The answer lies in the idea of prosecutorial discretion. Under Article 35(8) of the Constitution:-
The Attorney-General shall have power, exercisable at his discretion, to institute, conduct or discontinue any proceedings for any offence.
Responding to CNA’s questions, the Attorney-General’s Chambers (“AGC”) said:
“The prosecution will take into account a variety of factors, including the severity of the breach and the culpability of the offender.”
3. Jing Yen comments in CNA
Our partner, Chooi Jing Yen was also approached by CNA for his views on why some people may not be charged.
In the case of a woman who let a man enter her home for massage and masturbation services during the circuit breaker period, the woman was charged and fined S$7,000. The court documents did not reveal the identity of her client. Jing Yen said that while the procurement of sex services is not illegal, the customer would arguably have committed an offence of abetment if he knew that such services would have to breach safe-distancing regulations.
Jing Yen told CNA:
The procurement of sex services is not illegal. Prostitution is in fact legal in Singapore. The nuance is in the prohibitions surrounding this.
This has always been an inherent tension in our legislation. For example, pimping or living off the earnings of a prostitute, running a brothel, forcing someone into prostitution and trafficking women and girls for the purposes of prostitution are all illegal under the Women’s Charter.
This explains why (the woman) was not charged for sex work. Of course, a separate offence may be made out if she had entered Singapore based on a work permit or employment pass that they would be doing other work, but this would be an immigration or employment offence, not a sex offence.
In the case of Robertson Quay where seven people were charged for flouting COVID-19 regulations, Jing Yen said “more egregious offenders may be charged and the others not, in AGC’s exercise of its prosecutorial discretion.”
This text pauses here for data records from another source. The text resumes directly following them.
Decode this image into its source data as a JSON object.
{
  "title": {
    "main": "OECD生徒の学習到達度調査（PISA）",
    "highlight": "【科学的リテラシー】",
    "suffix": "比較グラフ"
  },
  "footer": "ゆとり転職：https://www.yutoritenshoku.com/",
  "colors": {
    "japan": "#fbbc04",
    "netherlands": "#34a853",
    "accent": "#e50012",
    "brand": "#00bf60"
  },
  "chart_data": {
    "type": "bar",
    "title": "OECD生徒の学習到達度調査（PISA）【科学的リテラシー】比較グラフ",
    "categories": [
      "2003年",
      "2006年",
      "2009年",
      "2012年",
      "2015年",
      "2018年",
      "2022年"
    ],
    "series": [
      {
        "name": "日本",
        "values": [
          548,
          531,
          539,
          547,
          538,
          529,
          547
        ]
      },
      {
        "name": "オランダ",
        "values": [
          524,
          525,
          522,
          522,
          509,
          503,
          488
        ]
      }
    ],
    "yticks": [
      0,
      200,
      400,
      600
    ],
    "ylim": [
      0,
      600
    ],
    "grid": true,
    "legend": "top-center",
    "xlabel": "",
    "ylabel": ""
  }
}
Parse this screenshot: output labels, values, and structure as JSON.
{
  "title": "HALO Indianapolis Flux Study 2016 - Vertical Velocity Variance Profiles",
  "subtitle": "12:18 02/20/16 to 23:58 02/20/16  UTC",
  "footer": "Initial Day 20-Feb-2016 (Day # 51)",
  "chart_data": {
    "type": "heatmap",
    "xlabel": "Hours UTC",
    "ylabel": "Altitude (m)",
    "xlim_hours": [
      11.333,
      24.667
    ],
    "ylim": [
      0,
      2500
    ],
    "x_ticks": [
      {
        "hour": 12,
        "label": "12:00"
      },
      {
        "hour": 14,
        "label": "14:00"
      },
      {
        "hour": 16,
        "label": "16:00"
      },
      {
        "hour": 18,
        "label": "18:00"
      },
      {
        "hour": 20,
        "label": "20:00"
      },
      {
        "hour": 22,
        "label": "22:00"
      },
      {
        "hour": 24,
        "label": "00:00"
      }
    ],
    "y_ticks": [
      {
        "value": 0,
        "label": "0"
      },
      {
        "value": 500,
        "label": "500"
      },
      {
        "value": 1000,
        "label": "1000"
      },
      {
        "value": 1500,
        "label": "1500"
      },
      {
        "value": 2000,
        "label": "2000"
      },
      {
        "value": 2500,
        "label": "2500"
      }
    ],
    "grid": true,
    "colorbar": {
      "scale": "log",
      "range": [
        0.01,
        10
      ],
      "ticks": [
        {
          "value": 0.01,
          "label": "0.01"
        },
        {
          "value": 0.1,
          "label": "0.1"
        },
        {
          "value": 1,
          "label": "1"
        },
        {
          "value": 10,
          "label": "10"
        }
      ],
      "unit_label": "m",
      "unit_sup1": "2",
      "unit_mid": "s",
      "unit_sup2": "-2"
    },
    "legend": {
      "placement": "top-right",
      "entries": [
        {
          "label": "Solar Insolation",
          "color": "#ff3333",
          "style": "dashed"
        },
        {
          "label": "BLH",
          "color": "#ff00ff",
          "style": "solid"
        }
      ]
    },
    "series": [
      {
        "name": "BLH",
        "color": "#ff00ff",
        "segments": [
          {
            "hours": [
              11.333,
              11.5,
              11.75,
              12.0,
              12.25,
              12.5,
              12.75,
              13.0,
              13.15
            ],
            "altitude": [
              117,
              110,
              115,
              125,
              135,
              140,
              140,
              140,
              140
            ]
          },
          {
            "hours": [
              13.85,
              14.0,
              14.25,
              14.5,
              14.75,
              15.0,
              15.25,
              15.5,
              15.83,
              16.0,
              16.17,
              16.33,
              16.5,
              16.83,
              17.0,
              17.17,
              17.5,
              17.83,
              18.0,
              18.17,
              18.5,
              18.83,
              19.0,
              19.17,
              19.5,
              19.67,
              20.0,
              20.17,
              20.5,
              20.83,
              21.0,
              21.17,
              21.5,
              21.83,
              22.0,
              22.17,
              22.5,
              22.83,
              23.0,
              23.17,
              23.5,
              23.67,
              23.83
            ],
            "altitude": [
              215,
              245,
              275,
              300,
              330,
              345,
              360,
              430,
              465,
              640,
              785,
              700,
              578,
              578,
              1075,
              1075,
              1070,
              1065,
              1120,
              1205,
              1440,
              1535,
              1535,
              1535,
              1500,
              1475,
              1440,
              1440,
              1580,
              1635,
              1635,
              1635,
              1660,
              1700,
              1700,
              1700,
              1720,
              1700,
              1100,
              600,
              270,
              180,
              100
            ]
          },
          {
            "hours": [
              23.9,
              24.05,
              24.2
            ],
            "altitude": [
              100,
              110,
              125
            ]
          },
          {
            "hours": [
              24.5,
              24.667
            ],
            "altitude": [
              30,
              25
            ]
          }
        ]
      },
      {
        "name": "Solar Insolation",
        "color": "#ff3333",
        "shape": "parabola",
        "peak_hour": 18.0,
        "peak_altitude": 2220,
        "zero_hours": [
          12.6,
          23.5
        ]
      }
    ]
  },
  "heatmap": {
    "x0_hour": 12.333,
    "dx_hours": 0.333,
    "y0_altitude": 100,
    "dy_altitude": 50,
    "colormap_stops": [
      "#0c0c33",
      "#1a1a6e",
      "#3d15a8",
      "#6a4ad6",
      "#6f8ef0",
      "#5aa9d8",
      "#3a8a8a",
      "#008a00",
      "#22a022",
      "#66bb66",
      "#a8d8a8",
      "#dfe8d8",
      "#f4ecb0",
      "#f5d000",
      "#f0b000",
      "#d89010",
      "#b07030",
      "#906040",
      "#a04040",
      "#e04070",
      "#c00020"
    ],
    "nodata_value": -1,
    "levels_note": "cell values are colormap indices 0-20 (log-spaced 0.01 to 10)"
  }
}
This dovetailed with what the Ministry of Health told CNA: “The AGC and the MOH decided to charge Soh based on the facts and circumstances of the case, including the aggravating factor that Soh had posted about his breach of the COVID-19 regulations on social media.”
One other factor is whether the police have gathered enough evidence to ensure a successful prosecution in the view of the AGC.
Sometimes, there may be prima facie evidence of an offence being committed, but it may not be strong enough depending on what the defence is. In such cases, prosecutorial discretion may be exercised to divert resources towards more clear-cut cases.
In truth, millions of people flout millions of laws every day, in some way or another, whether regulatory or otherwise. Not every breach needs to be prosecuted. Prosecutorial discretion acts as a filter to avoid overburdening the state with prosecutions, and the courts with cases.